Qwen2 72b BEATS LLaMA3 70b - Fully Tested (0.5b not good)

The video compares the performance of the Quen 2 model, available in both 72 billion and 0.5 billion parameter versions, with the Llama 3 model. The Quen 2 model, particularly the 72 billion parameter version, demonstrates superior capabilities in handling various prompts and tasks, outperforming the Llama 3 model and showcasing advancements in AI models for natural language processing.

In this video, a comparison is made between the newly released Quen 2 model by The Alibaba Group and the Llama 3 model. The Quen 2 model is tested in two variations: a 72 billion parameter version and a 0.5 billion parameter version, aiming to showcase both quality and speed. The Quen 2 model offers pre-trained and instruction-tuned models in various sizes, with extended context length support for the larger versions.

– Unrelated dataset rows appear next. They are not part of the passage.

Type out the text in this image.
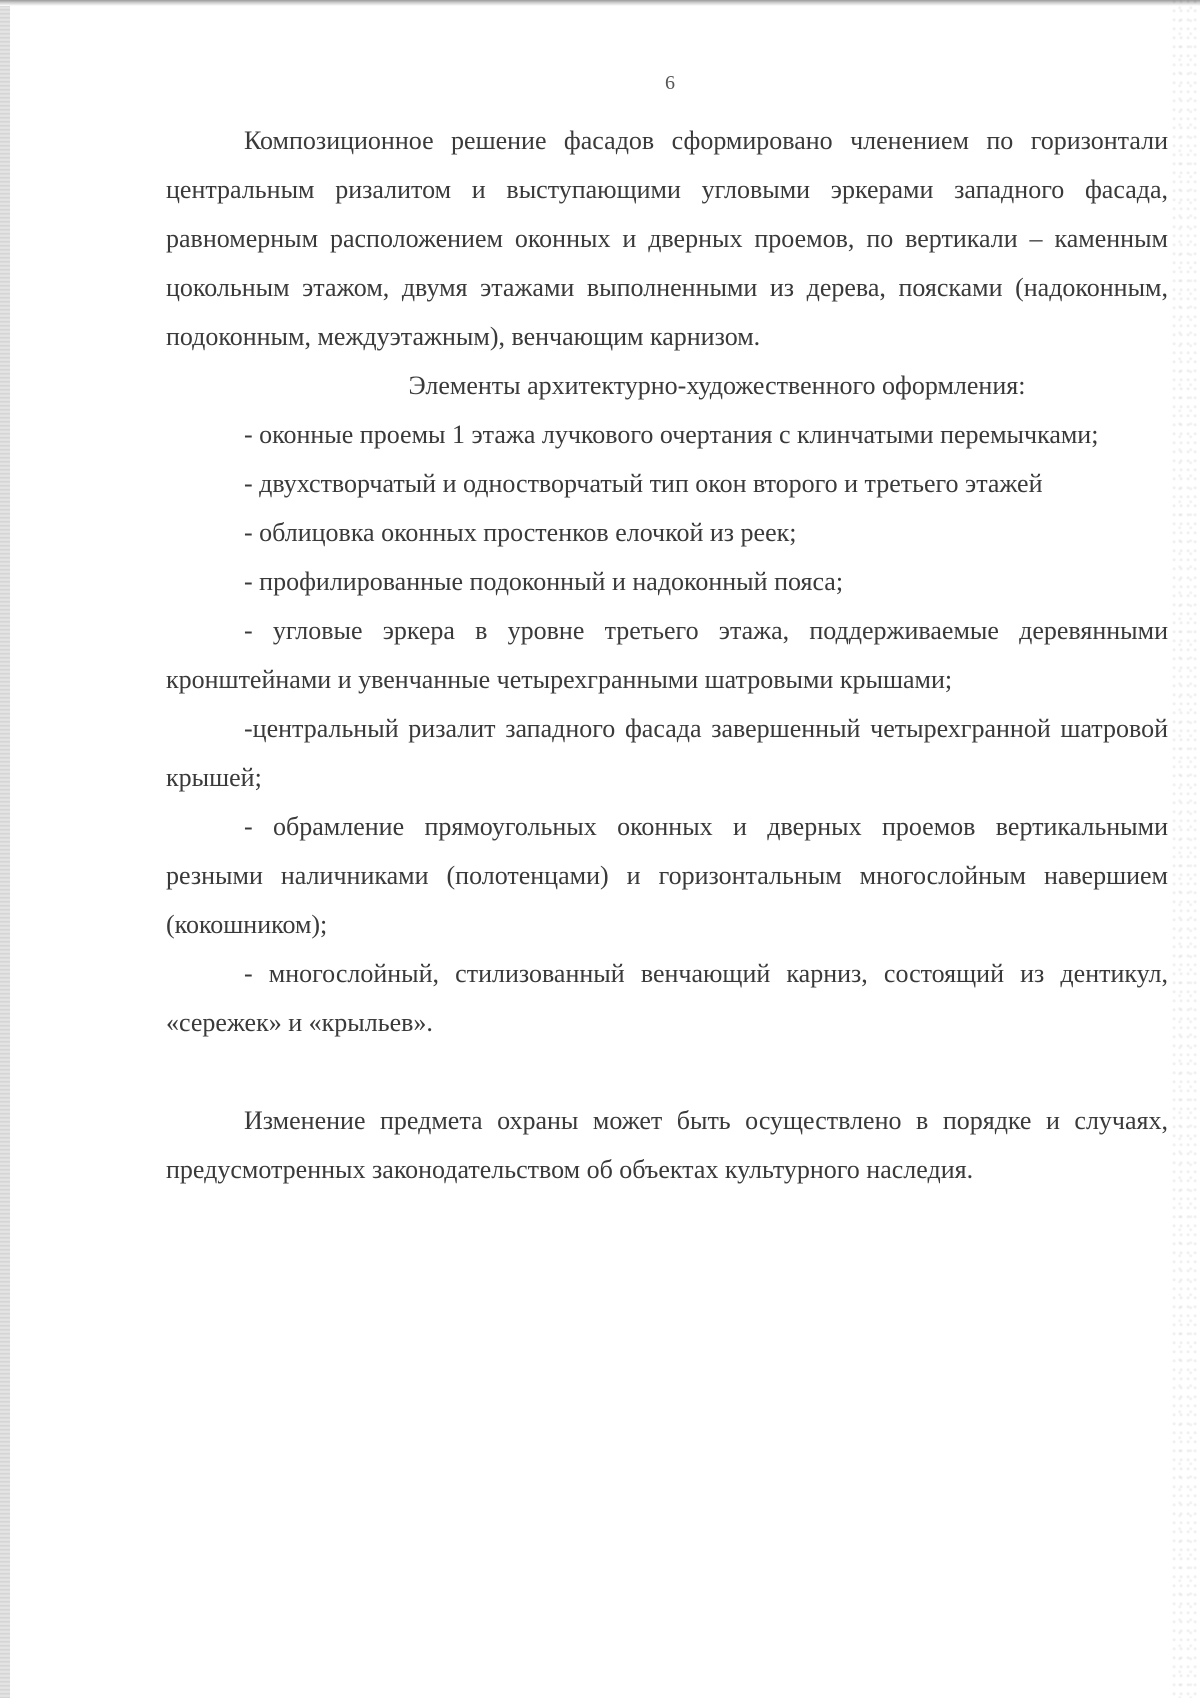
6

Композиционное решение фасадов сформировано членением по горизонтали центральным ризалитом и выступающими угловыми эркерами западного фасада, равномерным расположением оконных и дверных проемов, по вертикали – каменным цокольным этажом, двумя этажами выполненными из дерева, поясками (надоконным, подоконным, междуэтажным), венчающим карнизом.

Элементы архитектурно-художественного оформления:

- оконные проемы 1 этажа лучкового очертания с клинчатыми перемычками;

- двухстворчатый и одностворчатый тип окон второго и третьего этажей

- облицовка оконных простенков елочкой из реек;

- профилированные подоконный и надоконный пояса;

- угловые эркера в уровне третьего этажа, поддерживаемые деревянными кронштейнами и увенчанные четырехгранными шатровыми крышами;

-центральный ризалит западного фасада завершенный четырехгранной шатровой крышей;

- обрамление прямоугольных оконных и дверных проемов вертикальными резными наличниками (полотенцами) и горизонтальным многослойным навершием (кокошником);

- многослойный, стилизованный венчающий карниз, состоящий из дентикул, «сережек» и «крыльев».

Изменение предмета охраны может быть осуществлено в порядке и случаях, предусмотренных законодательством об объектах культурного наследия.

The performance evaluation of Quen 2, particularly the 72 billion parameter version, shows that it outperforms Llama 3 and other models across various evaluations. In the testing process, different prompts are given to the models, such as coding tasks, logic and reasoning questions, and word-related queries. The results vary between the two models, with the larger Quen 2 model generally providing more accurate and detailed responses compared to the smaller version.

The testing reveals that the smaller model struggles with complex questions, often failing to produce accurate responses or complete tasks correctly. In contrast, the larger Quen 2 model demonstrates better understanding and reasoning capabilities, yielding more precise and insightful answers. The models’ performance is assessed based on their ability to handle a range of prompts and tasks, showcasing the differences in their capabilities.

While the smaller model shows limitations in handling certain types of queries, such as logic problems and open-ended questions, the larger Quen 2 model excels in providing coherent explanations and accurate solutions. The video highlights the importance of model size and parameters in determining the quality of responses and overall performance. The Quen 2 model, particularly the 72 billion parameter version, emerges as a powerful and versatile tool for a wide range of natural language processing tasks.

Overall, the comparison between the Quen 2 model and Llama 3 demonstrates the advancements in AI models and their capabilities. The video showcases the impact of model size on performance and the potential applications of these models in various fields. The Quen 2 model stands out for its superior performance and accuracy, especially in handling complex queries and tasks. The evolution of AI models like Quen 2 highlights the continuous progress in natural language processing and the potential for further advancements in the future.